一审法院认为:解决医疗损害赔偿纠纷的争议,涉及专门医学知识,需要高度专业化的技术手段和丰富的临床实践,超越普通人的经验、学识,法院应当借助临床医学专家的鉴定结论作为判断基础,并对全部证据进行综合分析后加以确定。重庆市法医学会司法鉴定所具有相应的司法鉴定资质,鉴定程序合法,鉴定意见(结论)依据充分,经质证没有不能作为证据使用的其他情形。故对余恩惠、李赞、李芊要求重新鉴定的主张不予支持。根据鉴定意见(结论),重庆西南医院在李安富入院时存在感染的情况下,未及时复查血常规,特别是应用糖皮质激素时,更应该每日复查血常规,以了解和控制感染,重庆西南医院的治疗行为存在不规范。同时,在治疗过程中,重庆西南医院与患方沟通不足,病历记录,患方自行要求出院,但没有患者家属的签字,亦存在不规范的行为。因此,重庆西南医院的治疗行为存在过错。但重庆西南医院入院诊断明确,有激素应用指征。李安富的死亡后果与其所患疾病的凶险性存在密切关联,其自身疾病的自然转归是直接因素,重庆西南医院的过错行为是李安富死亡后果的诱发或促进因素。因此,酌情确定重庆西南医院承担30%责任,余恩惠、李赞、李芊自行承担70%责任。

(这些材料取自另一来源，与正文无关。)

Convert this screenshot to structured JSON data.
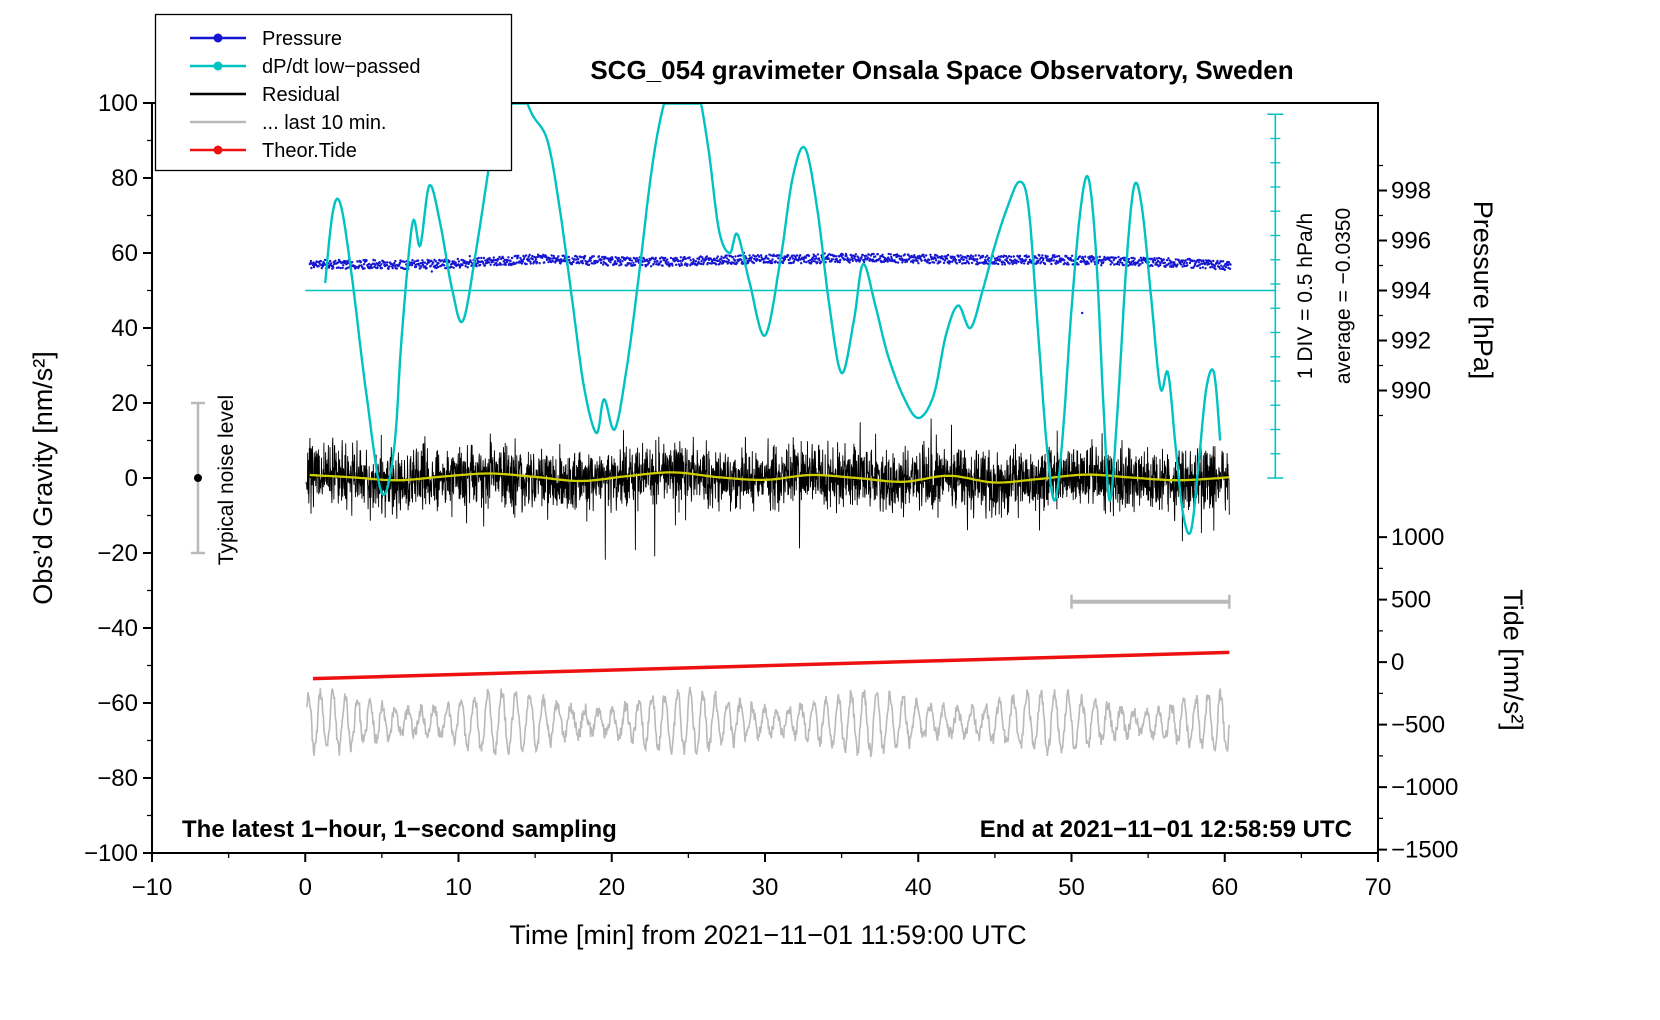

关于损害赔偿的范围、标准和计算方法问题,因本案属于以治疗疾病为目的医疗过错引起的纠纷,应参照国务院《医疗事故处理条例》的赔偿范围、标准并以此为解决本案赔偿问题的根据。李安富住院期间的医疗费以32 643.27元凭据计算,余恩惠、李赞、李芊主张其自购的人血白蛋白费用16 200元,无相应的依据,不予支持。住院伙食补助费按照国家机关一般工作人员出差伙食补助标准32元/天计算16天为512元,余恩惠、李赞、李芊主张40元/天的标准无依据,不予支持。余恩惠、李赞、李芊主张陪护费按照50元/天计算不违反法律规定,应予支持,陪护16天,陪护费为800元。丧葬费按照本地区上一年度职工月平均工资标准计算6个月为 15 481.5元。交通费酌情计算300元。精神损害抚慰金按照事故发生地居民平均生活费标准酌情计算2年为24 288元(12 144元/年×2)。余恩惠、李赞、李芊要求的死亡赔偿金于法无据,该院不予支持。2011年1月7日,重庆市沙坪区人民法院依照《中华人民共和国民法通则》第一百零六条第二款、第一百三十四条第一款(七)项,国务院《医疗事故处理条例》第五十条 ,《最高人民法院关于参照<医疗事故处理条例>审理医疗纠纷民事案件的通知》,《最高人民法院关于民事诉讼证据的若干规定》第二条 、第二十七条的规定,作出(2010)沙法民初字第3525号民事判决:1.由重庆西南医院赔偿余恩惠、李赞、李芊因李安富死亡所产生的医疗费 32 643.27元、住院伙食补助费512元、陪护费 800元、丧葬费15 481.5元、交通费300元,共计49 736.77元的30%即14 921.03元。其余费用由余恩惠、李赞、李芊负担。2.由重庆西南医院赔偿余恩惠、李赞、李芊因李安富死亡所产生的精神损害抚慰金24 288元。3.驳回余恩惠、李赞、李芊的其他诉讼请求。案件受理费2781元、鉴定费5000元,由余恩惠、李赞、李芊负担1946.70元,由重庆西南医院负担5834.3元。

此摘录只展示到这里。